Until now, IDT has refused to clarify the situation, and maintained a stony silence with the Israeli press. Although the Israel office is still declining to comment, Jonas told the Forward that the layoffs are a result of his company giving Israel CEO Eli Ninio and his associates “a free hand to run the business as they see fit, with the expectation that IDT will become a minor partner in the business.” Ninio, he disclosed, is in the process of buying an 80% stake in the Israel operation.

Jonas said that IDT decided to give up control because of the sharp devaluation of the dollar against the shekel. The profitability of the operation depended, he said, on the fact that Israeli call handlers were working for $2 to $3 less per hour than their American equivalents — a saving that was swallowed up when the dollar devalued. “Because what we were selling in the call center is labor, and when the cost of labor goes up, we go in to a loss,” Jonas explained.

He added that the obvious way of overcoming this is to take on Israeli clients. He said, however, that IDT had neither the local contacts nor the cultural mindset to do so. As a large international corporation, “IDT was not in a position to do business on the basis of a handshake, but that is how business is done in Israel,” Jonas said.

Ninio is now cutting deals with Israeli clients. As a result, Hebrew speakers who take Israeli calls are replacing some of the laid-off employees.

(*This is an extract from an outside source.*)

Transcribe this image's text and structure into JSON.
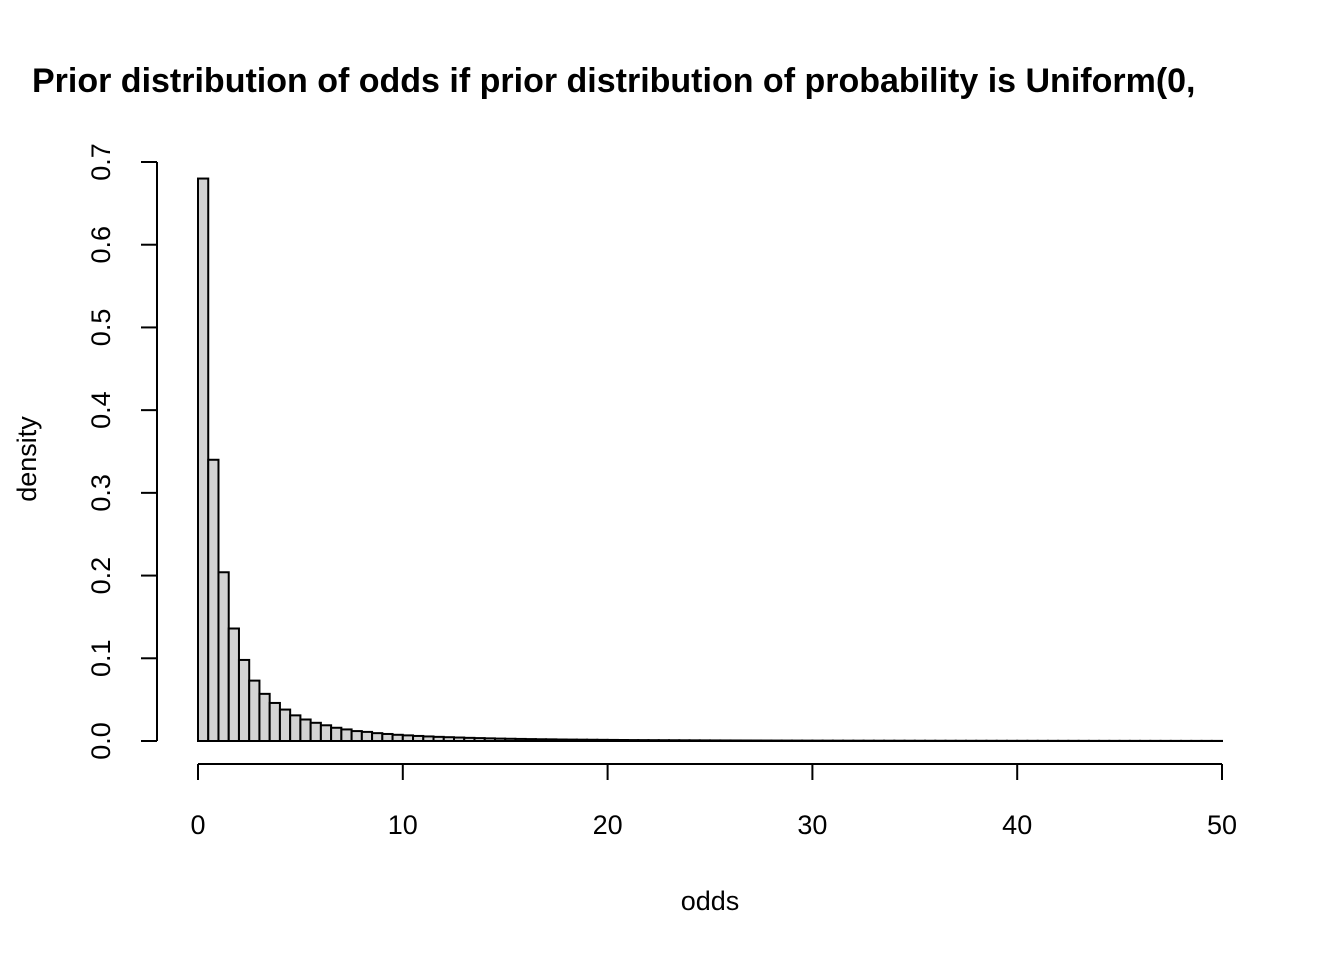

But Jonas claimed that it is not all bad news for Israel’s English speakers. He predicted that the ability to work more “informally” will enable Ninio to attract new international clients as well as Israeli contracts, and find ways of cutting costs in order to make deals profitable.

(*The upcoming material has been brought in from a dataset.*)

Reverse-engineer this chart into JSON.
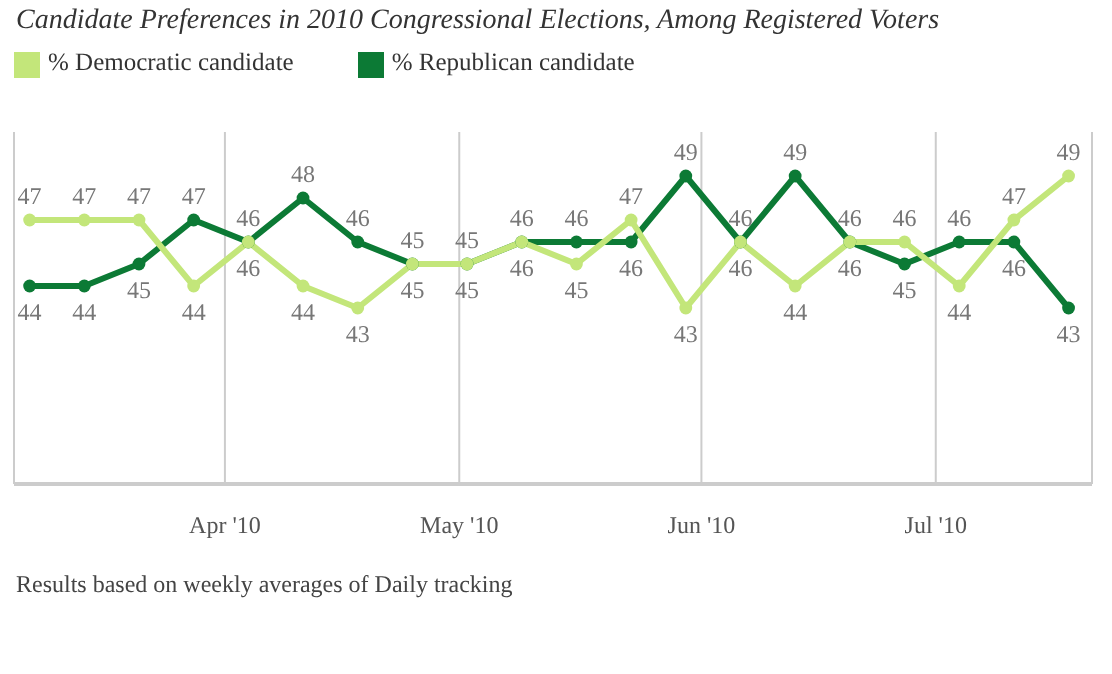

Still, Israel’s English speakers are not holding their breath. At the American-Canadian association, the volume of requests for help has been so large that immigrant counselor Arbel has been forced to run special employment workshops. “Many English-speaking olim did not have working there as a career goal, but have been able to arrive and support themselves as a result of these centers,” Arbel said. “We are trying to help people re-enter the work force.”

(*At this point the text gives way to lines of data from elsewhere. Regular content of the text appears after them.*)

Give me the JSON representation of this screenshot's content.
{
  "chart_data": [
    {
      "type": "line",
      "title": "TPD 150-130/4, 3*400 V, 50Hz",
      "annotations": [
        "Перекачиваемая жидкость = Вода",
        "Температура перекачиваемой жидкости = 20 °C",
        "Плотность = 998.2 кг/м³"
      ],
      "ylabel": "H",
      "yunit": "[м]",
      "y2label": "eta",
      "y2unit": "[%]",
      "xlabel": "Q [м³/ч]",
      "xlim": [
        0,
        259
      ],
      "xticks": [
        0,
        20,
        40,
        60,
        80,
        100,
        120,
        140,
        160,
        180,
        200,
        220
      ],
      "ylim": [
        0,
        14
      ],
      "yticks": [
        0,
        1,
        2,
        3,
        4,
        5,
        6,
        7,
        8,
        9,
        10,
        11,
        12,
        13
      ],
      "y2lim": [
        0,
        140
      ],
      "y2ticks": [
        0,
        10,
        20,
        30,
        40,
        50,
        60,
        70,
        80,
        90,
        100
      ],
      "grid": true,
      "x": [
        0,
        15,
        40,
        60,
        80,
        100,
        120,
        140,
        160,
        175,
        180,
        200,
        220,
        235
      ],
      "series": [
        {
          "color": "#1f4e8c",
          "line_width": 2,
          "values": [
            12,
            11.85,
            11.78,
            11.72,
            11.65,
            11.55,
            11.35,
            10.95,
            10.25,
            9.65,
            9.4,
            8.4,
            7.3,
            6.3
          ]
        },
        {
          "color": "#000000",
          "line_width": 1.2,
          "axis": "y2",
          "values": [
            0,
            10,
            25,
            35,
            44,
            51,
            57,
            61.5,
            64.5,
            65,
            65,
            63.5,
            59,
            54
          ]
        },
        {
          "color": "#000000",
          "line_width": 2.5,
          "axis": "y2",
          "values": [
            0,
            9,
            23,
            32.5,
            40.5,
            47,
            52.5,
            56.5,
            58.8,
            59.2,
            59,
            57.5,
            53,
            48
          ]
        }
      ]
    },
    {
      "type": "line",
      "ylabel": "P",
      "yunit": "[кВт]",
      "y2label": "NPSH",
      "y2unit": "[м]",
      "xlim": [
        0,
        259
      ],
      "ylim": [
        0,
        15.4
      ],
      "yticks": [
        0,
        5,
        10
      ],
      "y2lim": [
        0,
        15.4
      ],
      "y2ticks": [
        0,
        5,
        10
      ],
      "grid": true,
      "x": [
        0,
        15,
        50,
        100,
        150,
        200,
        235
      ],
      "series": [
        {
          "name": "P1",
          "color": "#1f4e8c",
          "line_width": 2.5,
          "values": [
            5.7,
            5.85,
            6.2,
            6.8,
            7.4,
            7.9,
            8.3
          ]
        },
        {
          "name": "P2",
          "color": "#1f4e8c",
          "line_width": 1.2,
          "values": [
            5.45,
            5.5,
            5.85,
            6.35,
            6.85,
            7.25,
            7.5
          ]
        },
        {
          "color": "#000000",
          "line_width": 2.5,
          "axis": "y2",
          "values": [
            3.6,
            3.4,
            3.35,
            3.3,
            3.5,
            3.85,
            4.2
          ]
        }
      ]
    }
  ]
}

There is still a state of shell shock from the fact that a seemingly secure source of work has turned out to be anything but. American immigrant David Ramati, who worked at IDT for three years, most recently as a supervisor, recalled: “They told me to get up and leave within five minutes — that’s how people were let go. They escort people to the door — sometimes in the middle of a night shift.”

New Jersey native and former IDT telemarketer Gregg Pilchman said that the layoffs are terrible news for English-speaking immigrants. “You could get off the plane and, with English and a modicum of sales experience, have a job within a week,” Pilchman said. “IDT provides a leg up in Israel for people who do not yet speak Ivrit,” or Hebrew.

As for the cause of the layoffs, former employees and economic analysts pointed to problems at the operation that predated the drop of the dollar. Ramati said that Israel simply cannot compete with India. “Highly intelligent Americans who have degrees and sometimes Ph.D.s work for much more than people elsewhere,” he said.

Ibarra pointed to what he called “poor management” as a factor. “They are amateurs there,” he said. Several other former employees echoed the charge, including Ariya Gothelf, who started at IDT shortly after arriving in Israel from New Jersey two years ago and left last summer. “A team of callers was meant to support a large group of managers,” he said. “The operation was top heavy.”

“This model of outsourcing never became profitable,” said economist Aaron Katsman, managing director of America Israel Investment Associates, LLC. “They were not getting the volume and quality of contracts they hoped, and there is a feeling that the operation expanded too quickly, out of sync with the contracts coming in.”

With this approach, a crisis was “inevitable,” Katsman said. “Altruism is great, trying to provide employment for olim is great, but with a company, it is a matter of making money.”